Compliance & governance
| Concern | Risk | Mitigation |
|---|---|---|
| Data residency | Prompts sent to US-based APIs may violate EU data residency | Use regional endpoints (Azure OpenAI), self-host, or on-premise models |
| GDPR (right to erasure) | User data in training data cannot be selectively removed | Don't fine-tune on user data without consent; use RAG instead (deletable) |
| Audit logging | No record of what the model was asked or answered | Log all prompts, completions, token usage, and model versions |
| Cost controls | Runaway API costs from bugs or abuse | Per-user rate limits, daily spend caps, budget alerts |
| API key management | Leaked keys = unauthorized usage and billing | Rotate regularly, use short-lived tokens, scope permissions |
Hallucination mitigation
- Grounding — use RAG to provide factual context; instruct the model to only answer from provided sources
- Citations — require the model to cite specific passages from retrieved documents
- Confidence thresholds — use logprobs (token probabilities) to detect low-confidence generations
- Structured output — constrain output to JSON schemas, reducing free-form hallucination
- Multi-model verification — use a second model to fact-check the first model's output
Never trust LLM output for safety-critical decisions without human review or automated verification. LLMs can generate confident, well-formatted text that is factually wrong. Always validate against authoritative sources, especially for medical, legal, and financial applications.
Production Checklist
- Choose the right model size — start with the smallest model that meets your quality threshold. Benchmark on your specific task before committing. A fine-tuned 8B model may outperform a generic 70B model on your domain.

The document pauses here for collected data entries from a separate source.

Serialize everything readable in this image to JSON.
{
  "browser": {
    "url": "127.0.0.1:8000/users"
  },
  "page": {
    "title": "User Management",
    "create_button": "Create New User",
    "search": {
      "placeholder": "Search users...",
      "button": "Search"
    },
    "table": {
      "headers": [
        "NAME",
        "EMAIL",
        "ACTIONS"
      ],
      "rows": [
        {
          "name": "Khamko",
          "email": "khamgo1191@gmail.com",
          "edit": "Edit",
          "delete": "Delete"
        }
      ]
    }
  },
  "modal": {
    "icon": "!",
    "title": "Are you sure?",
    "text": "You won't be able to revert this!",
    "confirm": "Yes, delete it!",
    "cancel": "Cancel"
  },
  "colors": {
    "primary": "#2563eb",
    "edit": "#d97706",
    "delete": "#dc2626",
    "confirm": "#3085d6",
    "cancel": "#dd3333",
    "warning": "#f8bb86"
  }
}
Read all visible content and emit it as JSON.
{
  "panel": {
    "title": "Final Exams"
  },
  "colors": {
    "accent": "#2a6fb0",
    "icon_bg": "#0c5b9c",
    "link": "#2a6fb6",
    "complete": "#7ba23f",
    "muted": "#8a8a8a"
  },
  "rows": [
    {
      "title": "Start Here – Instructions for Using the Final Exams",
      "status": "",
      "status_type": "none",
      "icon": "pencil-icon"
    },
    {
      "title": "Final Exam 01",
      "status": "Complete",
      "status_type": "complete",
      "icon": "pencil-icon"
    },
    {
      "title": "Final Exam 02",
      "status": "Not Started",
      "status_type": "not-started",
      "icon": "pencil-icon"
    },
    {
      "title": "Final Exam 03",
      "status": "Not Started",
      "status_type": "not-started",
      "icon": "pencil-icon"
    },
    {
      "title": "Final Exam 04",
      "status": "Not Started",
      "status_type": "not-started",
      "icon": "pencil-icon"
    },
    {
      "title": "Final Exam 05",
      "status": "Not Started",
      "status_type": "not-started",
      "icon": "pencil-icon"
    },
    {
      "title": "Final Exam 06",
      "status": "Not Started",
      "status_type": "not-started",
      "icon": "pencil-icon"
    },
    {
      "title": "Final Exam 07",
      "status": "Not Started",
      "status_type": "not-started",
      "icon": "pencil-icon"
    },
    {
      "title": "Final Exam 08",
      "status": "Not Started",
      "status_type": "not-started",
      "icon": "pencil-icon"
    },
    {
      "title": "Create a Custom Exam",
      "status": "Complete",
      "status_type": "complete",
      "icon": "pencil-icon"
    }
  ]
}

- Size your hardware — calculate VRAM needs: model weights + KV cache + overhead. Plan for peak concurrent requests, not average. Include 10–20% memory headroom for stability.

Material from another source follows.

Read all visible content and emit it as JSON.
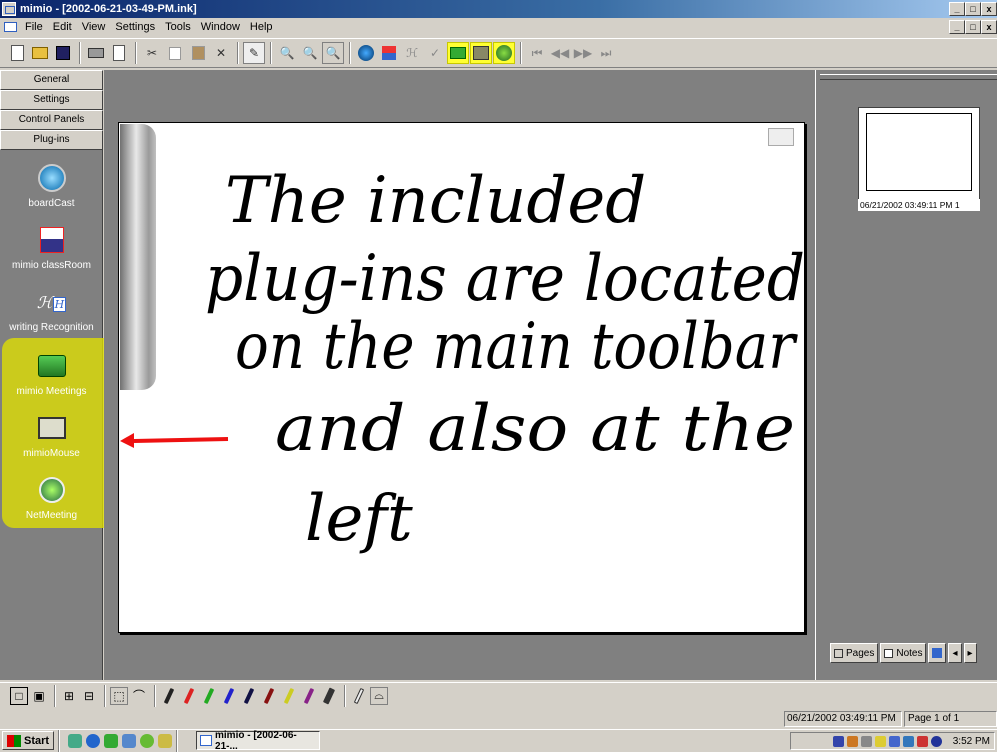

- Pick a quantization strategy — use AWQ for GPU serving (vLLM), GGUF for CPU+GPU hybrid (Ollama). Benchmark quality on your eval set before and after quantization. Q4 is the sweet spot for most deployments.
- Deploy with a production serving framework — use vLLM or TensorRT-LLM, not raw HuggingFace Transformers. Enable continuous batching and PagedAttention for throughput. Set
max-model-lento limit KV cache growth. - Implement health checks and monitoring — monitor GPU utilization, VRAM usage, request latency (P50/P95/P99), throughput (tokens/sec), queue depth, and error rates. Alert on GPU memory > 90%, latency spikes, and OOM kills.

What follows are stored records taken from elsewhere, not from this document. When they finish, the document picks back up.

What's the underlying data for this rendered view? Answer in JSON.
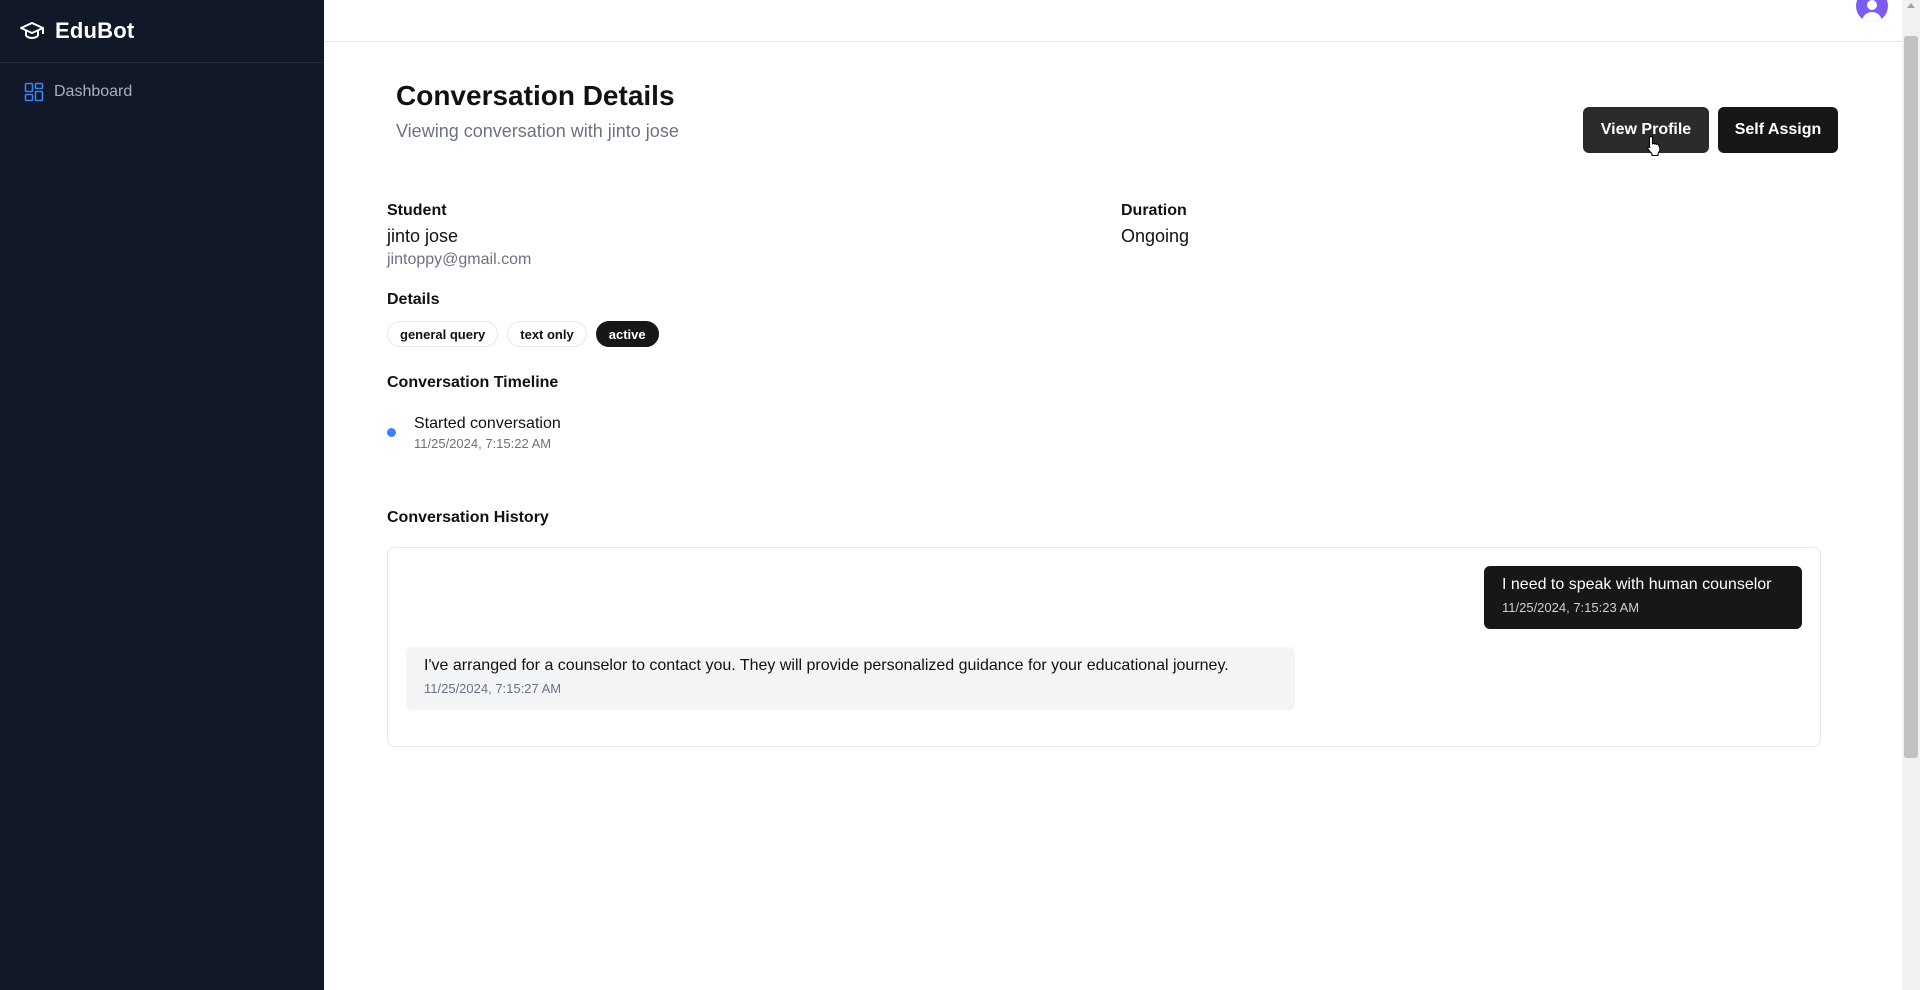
{
  "sidebar": {
    "brand": "EduBot",
    "items": [
      {
        "label": "Dashboard",
        "icon": "dashboard-grid-icon"
      }
    ]
  },
  "header": {
    "title": "Conversation Details",
    "subtitle": "Viewing conversation with jinto jose",
    "actions": {
      "view_profile": "View Profile",
      "self_assign": "Self Assign"
    }
  },
  "student": {
    "label": "Student",
    "name": "jinto jose",
    "email": "jintoppy@gmail.com"
  },
  "duration": {
    "label": "Duration",
    "value": "Ongoing"
  },
  "details": {
    "label": "Details",
    "tags": [
      "general query",
      "text only",
      "active"
    ]
  },
  "timeline": {
    "label": "Conversation Timeline",
    "events": [
      {
        "text": "Started conversation",
        "time": "11/25/2024, 7:15:22 AM"
      }
    ]
  },
  "history": {
    "label": "Conversation History",
    "messages": [
      {
        "role": "user",
        "text": "I need to speak with human counselor",
        "time": "11/25/2024, 7:15:23 AM"
      },
      {
        "role": "bot",
        "text": "I've arranged for a counselor to contact you. They will provide personalized guidance for your educational journey.",
        "time": "11/25/2024, 7:15:27 AM"
      }
    ]
  },
  "colors": {
    "sidebar_bg": "#111827",
    "accent_blue": "#3b82f6",
    "avatar": "#7c5cf4",
    "button_dark": "#171717"
  }
}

- Set up input/output guardrails — filter PII from inputs before they reach the model. Validate outputs against schemas. Use safety classifiers (Llama Guard) for user-facing applications. Log everything.
- Implement rate limiting and cost controls — per-user, per-API-key, and global rate limits. Set daily/monthly spend caps for API-based models. Monitor token consumption and alert on anomalies.
- Plan for model updates — pin exact model versions (not "latest"). Test new model versions against your eval suite before deployment. Use blue-green or canary deployment patterns for model swaps.
- Secure API keys and endpoints — use short-lived tokens or API gateways. Never expose model serving endpoints directly to the internet. mTLS between services. Rotate keys regularly.
- Build an evaluation pipeline — automated tests with golden datasets for accuracy, hallucination rate, latency, and cost. Run evals on every model change, prompt change, and RAG pipeline change.
- Configure autoscaling — scale GPU replicas based on request queue depth, not CPU utilization. Use data parallelism (multiple model replicas) for throughput scaling. Pre-warm replicas to avoid cold start latency.
- Document your architecture — record model choice rationale, quantization method, hardware specs, prompt templates, RAG pipeline details, and fallback strategies. Future you will thank present you.